Humans are evolved intelligences. While they can and will cooperate on non-sero-sum games, present them with a non-iterated zero-sum situation and they will (almost always) look out for themselves and their close relatives, just as evolution would predict. We're building a non-evolved intelligence, so the orthogonality thesis applies, and what we want is something that will look out for us, not itself, in a zero-sum situation. Training (in some sense, distilling) a human-like intelligence off vast amounts of human-produced data isn't going to do this by default.

Deeper also means going from outputting the words "Prevent war" in many appropriate linguistic contexts to preventing war in the actual real world.[1]

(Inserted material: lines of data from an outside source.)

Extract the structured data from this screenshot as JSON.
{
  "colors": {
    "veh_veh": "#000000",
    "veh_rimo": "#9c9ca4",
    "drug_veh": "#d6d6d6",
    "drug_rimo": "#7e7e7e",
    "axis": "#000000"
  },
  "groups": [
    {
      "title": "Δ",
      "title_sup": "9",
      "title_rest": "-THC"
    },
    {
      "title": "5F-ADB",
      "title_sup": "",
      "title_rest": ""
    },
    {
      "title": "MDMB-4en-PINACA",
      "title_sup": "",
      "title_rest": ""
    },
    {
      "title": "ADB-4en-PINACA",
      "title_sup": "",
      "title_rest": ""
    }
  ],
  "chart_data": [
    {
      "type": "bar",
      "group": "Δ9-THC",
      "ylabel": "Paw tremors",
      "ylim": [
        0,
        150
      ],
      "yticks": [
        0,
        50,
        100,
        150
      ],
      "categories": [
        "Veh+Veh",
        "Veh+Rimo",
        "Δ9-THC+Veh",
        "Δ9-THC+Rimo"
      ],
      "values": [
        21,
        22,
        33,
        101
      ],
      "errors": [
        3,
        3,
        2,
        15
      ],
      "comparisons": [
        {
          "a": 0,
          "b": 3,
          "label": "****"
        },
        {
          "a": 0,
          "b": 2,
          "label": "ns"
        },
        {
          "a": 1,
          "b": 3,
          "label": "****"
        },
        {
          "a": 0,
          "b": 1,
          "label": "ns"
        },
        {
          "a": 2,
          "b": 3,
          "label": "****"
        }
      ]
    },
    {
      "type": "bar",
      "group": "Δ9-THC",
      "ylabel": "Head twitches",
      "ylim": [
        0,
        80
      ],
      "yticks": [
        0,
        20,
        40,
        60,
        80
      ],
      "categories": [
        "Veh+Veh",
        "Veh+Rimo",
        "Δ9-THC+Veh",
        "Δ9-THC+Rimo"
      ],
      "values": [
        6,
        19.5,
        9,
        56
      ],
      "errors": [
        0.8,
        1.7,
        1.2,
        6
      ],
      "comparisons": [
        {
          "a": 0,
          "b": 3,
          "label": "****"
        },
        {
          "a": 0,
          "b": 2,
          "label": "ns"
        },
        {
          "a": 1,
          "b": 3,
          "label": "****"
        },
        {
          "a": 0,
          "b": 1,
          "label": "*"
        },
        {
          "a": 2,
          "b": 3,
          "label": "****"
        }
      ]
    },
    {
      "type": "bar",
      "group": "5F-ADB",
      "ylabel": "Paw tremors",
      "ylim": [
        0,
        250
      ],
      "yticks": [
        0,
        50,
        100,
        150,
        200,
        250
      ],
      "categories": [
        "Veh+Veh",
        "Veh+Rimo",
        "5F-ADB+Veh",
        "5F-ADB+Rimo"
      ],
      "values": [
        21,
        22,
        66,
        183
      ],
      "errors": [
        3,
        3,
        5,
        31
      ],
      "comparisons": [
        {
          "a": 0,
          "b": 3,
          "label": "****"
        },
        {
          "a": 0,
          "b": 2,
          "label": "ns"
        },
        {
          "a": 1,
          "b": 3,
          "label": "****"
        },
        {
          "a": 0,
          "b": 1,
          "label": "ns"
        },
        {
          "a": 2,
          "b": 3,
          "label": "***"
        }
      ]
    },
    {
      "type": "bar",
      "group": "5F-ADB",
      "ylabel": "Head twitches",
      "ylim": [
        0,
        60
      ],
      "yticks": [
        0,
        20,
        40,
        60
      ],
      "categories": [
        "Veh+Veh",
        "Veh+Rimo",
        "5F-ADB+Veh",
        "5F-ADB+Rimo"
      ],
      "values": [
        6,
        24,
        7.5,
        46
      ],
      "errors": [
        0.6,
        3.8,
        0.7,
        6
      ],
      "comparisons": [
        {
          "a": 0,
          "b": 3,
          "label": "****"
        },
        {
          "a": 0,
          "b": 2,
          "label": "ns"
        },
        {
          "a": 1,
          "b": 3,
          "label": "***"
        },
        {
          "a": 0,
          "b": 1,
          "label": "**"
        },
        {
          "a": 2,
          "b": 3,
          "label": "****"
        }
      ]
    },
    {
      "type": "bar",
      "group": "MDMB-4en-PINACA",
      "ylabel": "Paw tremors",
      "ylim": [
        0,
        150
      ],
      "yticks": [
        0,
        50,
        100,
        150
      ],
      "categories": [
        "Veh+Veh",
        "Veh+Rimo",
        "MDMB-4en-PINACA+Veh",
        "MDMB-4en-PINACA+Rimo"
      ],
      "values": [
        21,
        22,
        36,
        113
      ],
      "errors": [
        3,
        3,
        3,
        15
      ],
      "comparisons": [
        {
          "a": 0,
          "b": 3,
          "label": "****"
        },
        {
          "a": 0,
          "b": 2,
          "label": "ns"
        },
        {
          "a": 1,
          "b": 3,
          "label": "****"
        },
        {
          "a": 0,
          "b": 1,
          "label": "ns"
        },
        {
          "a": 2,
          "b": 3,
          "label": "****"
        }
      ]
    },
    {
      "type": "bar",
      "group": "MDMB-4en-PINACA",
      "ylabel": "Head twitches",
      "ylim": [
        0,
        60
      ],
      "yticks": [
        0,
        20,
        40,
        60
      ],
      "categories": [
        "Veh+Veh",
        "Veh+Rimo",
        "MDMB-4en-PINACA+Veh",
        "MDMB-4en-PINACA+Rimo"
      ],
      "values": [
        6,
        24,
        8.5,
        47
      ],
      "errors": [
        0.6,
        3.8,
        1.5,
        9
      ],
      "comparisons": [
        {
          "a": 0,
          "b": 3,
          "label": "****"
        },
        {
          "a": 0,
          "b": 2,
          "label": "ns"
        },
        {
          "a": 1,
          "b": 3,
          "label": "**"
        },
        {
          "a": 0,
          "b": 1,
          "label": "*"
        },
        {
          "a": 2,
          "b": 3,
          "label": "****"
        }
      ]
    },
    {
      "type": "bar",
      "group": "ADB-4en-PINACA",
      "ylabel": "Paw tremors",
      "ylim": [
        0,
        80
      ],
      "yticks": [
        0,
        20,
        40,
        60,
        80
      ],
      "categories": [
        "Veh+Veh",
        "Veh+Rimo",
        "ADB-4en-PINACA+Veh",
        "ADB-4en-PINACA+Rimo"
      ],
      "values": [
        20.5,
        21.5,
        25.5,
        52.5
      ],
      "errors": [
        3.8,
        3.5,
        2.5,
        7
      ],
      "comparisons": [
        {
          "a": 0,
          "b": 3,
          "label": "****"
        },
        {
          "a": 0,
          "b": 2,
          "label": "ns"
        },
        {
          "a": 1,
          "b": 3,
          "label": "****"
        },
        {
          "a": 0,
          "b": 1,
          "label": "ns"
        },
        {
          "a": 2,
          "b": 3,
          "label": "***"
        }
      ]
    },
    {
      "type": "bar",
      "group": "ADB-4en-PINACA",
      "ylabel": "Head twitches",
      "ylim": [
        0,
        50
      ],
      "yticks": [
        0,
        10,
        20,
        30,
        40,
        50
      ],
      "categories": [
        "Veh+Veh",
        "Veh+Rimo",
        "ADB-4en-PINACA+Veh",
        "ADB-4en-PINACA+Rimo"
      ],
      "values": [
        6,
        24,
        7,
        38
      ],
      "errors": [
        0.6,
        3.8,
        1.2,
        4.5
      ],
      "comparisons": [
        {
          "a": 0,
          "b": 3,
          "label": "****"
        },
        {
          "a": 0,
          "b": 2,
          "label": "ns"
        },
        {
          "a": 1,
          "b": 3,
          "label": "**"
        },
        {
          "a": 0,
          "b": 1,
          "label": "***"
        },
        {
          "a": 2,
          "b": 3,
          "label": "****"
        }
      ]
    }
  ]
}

If getting good real-world performance means extending present-day AI with new ways of learning (and planning too, but learning is the big one unless we go all the way to model-based RL), then whether current LLMs output "Prevent war" in response to "What would you do?" is only slightly more relevant then whether my spam filter successfully filters out scams.

  1. ^

    Without, of course, killing all humans to prevent war. prevent climate issues, decrease poverty, and make sure all living humans have access to education.

Thank you for the explanation.

Would you consider a human working to prevent war fundamentally different from a gpt4 based agent working to prevent war?

Very different in architecture, capabilities, and appearance to an outside observer, certainly. I don't know what you consider "fundamental."

The atoms inside the H-100s running gpt4 don't have little tags on them saying whether it's "really" trying to prevent war. The difference is something that's computed by humans as we look at the world. Because it's sometimes useful for us to apply the intentional stance to gpt4, it's fine to say that it's trying to prevent war. But the caveats that comes with are still very large.